September 28, 2012 (PLANSPONSOR.com) - Imagine a world where business competitors cooperate to provide consumers with the best possible goods and services.
Ideally both consumers and businesses would benefit. In reality, alliances of competitors with similar products, services, and value propositions rarely work. For one thing there is the concern that these systems are often open to abuses, like price collusion, which enrich suppliers at greater cost to consumers. Hence, we have strong antitrust laws.
The bigger challenge in a profit-motivated economy is imagining a business being satisfied with its share of the “cooperative” when profits could be enhanced by competing. After all, competition is what drives capitalism. This competition represents a special challenge for the 403(b) world.
The final 403(b) regulations place significant new reporting and fiduciary responsibilities on sponsors. For 403(b) plans with assets held by more than one provider, coordination of data held by competing firms is necessary in order to comply. Even single-provider plans usually have legacy assets with prior providers. The plan sponsor bears the heavy burden of trying coordinate collection of needed information from competing providers.

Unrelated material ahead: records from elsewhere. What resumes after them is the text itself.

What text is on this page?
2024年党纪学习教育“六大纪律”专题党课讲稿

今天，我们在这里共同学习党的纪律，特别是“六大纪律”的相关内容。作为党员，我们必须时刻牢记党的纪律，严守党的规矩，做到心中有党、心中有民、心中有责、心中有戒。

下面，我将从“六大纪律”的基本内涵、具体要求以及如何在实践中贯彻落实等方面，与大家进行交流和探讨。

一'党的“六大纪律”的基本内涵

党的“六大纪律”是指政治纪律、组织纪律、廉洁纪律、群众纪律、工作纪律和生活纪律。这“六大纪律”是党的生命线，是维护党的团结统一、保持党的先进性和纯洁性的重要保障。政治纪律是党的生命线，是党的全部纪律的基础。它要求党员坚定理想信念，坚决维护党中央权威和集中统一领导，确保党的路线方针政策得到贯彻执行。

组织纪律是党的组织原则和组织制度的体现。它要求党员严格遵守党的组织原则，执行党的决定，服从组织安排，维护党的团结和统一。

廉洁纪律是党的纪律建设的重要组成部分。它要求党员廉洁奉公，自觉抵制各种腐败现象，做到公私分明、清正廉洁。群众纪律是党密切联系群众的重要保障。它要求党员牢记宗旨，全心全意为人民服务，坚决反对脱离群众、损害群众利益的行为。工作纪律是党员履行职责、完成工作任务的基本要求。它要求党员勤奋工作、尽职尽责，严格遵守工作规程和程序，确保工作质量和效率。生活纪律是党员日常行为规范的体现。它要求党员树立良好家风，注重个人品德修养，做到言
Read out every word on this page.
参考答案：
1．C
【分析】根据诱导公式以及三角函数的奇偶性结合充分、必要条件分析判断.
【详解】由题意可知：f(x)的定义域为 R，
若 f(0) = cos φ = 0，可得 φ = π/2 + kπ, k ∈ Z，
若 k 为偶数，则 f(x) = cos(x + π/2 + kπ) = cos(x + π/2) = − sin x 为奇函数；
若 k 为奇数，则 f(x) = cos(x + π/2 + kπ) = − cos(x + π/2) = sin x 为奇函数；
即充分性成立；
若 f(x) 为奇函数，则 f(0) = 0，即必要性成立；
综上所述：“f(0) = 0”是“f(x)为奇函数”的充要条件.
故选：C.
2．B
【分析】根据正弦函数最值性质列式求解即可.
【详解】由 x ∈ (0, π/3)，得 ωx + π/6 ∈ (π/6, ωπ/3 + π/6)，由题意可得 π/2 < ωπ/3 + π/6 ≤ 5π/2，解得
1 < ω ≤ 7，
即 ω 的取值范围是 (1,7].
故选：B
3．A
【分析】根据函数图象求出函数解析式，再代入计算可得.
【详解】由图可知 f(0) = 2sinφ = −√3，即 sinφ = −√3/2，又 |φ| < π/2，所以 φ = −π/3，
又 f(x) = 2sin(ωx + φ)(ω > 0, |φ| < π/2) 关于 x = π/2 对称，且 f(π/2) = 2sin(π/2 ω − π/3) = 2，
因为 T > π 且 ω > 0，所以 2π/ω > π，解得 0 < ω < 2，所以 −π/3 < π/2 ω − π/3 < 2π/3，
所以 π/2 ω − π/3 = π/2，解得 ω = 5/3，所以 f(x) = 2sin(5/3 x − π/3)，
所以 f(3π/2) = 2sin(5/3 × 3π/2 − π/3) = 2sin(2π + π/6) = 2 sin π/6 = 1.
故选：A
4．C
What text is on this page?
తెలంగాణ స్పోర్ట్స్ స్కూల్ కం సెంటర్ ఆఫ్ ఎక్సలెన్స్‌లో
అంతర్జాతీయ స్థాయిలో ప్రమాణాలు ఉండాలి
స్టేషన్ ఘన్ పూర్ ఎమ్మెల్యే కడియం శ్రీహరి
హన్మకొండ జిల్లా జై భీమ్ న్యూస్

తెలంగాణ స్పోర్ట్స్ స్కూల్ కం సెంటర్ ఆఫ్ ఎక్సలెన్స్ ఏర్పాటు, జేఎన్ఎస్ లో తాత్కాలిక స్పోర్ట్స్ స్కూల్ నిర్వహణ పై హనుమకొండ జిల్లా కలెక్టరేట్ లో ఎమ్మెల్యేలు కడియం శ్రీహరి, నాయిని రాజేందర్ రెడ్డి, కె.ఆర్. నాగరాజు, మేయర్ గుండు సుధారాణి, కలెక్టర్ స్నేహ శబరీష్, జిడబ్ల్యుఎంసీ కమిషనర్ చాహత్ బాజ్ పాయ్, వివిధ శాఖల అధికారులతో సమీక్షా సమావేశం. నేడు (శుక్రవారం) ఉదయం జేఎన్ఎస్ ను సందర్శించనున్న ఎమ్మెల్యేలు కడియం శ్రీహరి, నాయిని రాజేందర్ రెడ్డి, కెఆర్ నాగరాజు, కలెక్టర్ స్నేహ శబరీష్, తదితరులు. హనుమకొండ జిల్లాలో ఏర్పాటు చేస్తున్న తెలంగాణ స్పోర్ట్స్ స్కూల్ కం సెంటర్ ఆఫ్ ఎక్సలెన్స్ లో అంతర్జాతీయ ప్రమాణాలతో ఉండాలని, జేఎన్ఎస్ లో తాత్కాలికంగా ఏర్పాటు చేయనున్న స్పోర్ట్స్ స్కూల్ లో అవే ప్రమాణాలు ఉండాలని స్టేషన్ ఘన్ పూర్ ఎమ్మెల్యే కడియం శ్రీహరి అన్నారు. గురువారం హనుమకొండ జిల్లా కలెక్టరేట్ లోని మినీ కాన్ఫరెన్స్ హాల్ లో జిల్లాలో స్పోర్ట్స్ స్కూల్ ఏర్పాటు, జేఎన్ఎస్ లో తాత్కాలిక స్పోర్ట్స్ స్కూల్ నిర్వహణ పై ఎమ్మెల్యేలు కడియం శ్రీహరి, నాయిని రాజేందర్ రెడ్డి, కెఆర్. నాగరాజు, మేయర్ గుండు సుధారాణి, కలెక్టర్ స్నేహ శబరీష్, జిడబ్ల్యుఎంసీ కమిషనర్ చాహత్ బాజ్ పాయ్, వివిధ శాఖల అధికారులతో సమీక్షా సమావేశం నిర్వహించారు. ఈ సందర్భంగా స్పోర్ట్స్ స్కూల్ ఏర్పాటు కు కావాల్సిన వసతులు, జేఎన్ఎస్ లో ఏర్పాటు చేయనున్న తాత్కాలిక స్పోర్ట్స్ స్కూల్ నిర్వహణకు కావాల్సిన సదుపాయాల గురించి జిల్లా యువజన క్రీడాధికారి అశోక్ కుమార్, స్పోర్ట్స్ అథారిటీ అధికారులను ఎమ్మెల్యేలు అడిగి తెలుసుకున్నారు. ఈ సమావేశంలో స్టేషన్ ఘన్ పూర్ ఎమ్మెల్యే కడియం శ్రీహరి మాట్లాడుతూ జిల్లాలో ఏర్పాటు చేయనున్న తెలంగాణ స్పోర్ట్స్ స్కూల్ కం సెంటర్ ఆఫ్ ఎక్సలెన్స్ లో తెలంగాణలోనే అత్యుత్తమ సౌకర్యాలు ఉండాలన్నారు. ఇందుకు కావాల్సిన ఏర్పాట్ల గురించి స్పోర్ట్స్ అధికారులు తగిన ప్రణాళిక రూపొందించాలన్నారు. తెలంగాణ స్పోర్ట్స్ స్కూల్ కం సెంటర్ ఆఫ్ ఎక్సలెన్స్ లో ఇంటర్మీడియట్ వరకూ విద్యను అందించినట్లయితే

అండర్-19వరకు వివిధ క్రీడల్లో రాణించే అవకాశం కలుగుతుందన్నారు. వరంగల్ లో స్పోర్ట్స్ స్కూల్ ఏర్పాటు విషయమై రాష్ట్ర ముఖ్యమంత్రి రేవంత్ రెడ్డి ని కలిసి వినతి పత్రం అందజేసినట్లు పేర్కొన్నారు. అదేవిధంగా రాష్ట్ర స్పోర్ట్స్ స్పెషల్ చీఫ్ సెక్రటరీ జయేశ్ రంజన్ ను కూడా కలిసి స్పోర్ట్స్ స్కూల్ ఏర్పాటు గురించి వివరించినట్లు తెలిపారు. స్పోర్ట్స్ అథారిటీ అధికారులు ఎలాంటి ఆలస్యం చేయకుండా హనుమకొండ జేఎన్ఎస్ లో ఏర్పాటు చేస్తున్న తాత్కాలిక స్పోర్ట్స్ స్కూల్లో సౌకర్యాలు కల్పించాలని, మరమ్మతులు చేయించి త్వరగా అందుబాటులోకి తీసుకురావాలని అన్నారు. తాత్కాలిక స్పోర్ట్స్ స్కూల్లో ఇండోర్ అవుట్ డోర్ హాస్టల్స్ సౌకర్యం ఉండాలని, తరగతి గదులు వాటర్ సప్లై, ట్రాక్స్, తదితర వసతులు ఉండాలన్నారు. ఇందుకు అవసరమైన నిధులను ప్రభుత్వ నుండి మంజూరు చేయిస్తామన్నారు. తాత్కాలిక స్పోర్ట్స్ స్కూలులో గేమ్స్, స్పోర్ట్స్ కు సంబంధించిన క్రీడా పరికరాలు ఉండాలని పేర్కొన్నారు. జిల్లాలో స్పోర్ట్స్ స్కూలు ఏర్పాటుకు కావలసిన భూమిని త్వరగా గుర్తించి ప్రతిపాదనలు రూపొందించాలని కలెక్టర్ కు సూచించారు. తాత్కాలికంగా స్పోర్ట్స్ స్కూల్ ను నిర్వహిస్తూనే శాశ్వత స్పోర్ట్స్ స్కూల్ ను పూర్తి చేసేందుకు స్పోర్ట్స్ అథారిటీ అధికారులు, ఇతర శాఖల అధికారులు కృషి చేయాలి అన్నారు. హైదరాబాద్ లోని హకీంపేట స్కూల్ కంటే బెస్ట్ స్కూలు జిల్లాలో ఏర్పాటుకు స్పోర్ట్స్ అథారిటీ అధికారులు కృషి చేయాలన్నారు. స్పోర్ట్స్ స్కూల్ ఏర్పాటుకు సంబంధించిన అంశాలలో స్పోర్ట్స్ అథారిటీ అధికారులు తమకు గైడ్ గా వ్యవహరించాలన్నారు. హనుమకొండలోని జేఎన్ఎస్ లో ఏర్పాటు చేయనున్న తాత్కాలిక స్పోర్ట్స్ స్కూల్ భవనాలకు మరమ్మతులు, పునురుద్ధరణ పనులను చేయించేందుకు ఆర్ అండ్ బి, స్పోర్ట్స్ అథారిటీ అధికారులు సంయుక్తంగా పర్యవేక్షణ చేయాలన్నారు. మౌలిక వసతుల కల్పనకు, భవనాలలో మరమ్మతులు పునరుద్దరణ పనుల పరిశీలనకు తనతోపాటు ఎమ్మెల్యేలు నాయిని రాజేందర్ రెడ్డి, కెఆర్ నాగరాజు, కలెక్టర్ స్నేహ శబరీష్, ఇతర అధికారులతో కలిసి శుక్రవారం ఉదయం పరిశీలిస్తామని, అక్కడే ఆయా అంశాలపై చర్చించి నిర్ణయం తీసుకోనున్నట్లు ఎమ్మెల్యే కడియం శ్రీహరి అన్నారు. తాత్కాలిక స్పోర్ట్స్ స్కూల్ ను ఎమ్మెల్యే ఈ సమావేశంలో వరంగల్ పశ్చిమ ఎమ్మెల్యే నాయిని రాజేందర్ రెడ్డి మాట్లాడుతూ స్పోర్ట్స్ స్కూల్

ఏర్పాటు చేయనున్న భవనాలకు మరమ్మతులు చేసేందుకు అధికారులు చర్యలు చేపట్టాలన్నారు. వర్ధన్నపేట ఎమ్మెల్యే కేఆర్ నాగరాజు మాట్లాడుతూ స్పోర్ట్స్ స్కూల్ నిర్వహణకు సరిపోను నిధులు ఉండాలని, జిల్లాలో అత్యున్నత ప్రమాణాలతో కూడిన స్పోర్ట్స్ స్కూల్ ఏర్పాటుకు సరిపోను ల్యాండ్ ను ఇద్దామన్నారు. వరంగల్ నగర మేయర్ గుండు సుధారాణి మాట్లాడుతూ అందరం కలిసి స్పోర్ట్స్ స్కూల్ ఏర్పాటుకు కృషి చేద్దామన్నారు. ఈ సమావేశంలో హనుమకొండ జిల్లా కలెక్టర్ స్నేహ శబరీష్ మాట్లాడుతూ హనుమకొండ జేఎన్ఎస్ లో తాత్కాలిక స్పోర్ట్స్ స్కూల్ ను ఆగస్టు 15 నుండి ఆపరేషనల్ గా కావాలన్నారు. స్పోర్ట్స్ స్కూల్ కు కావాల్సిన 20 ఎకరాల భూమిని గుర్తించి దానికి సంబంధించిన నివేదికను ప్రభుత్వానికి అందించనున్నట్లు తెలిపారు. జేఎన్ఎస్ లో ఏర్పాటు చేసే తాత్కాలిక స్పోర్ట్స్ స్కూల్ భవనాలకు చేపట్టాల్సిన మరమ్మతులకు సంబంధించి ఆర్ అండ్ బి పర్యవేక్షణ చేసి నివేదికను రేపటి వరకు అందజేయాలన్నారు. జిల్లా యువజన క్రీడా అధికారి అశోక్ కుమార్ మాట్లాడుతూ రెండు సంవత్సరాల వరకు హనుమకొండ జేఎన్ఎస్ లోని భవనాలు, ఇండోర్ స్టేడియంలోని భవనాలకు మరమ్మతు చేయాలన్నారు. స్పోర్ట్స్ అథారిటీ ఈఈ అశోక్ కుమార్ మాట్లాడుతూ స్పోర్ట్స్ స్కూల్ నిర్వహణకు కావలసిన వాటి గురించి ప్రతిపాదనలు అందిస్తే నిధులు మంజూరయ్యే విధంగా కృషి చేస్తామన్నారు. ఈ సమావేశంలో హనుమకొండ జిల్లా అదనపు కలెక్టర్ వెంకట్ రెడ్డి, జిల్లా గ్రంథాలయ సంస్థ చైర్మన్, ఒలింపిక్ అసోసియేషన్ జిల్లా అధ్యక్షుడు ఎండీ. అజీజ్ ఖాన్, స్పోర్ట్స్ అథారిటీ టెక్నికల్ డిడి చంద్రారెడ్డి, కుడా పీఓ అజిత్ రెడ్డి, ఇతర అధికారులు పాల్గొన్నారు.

Recognizing the magnitude of this challenge, the Society for Professional Administrators and Record Keepers (SPARK) developed a standardized format to share data between a provider and a plan sponsor. Since plan sponsors aren’t equipped to handle this much data, it became a standard to be applied among providers—providers that are competitors. Great ideal, but can it really work in practice? No. What incentive does a provider have to share client information with competitors when competitors could use that information to go after the clients?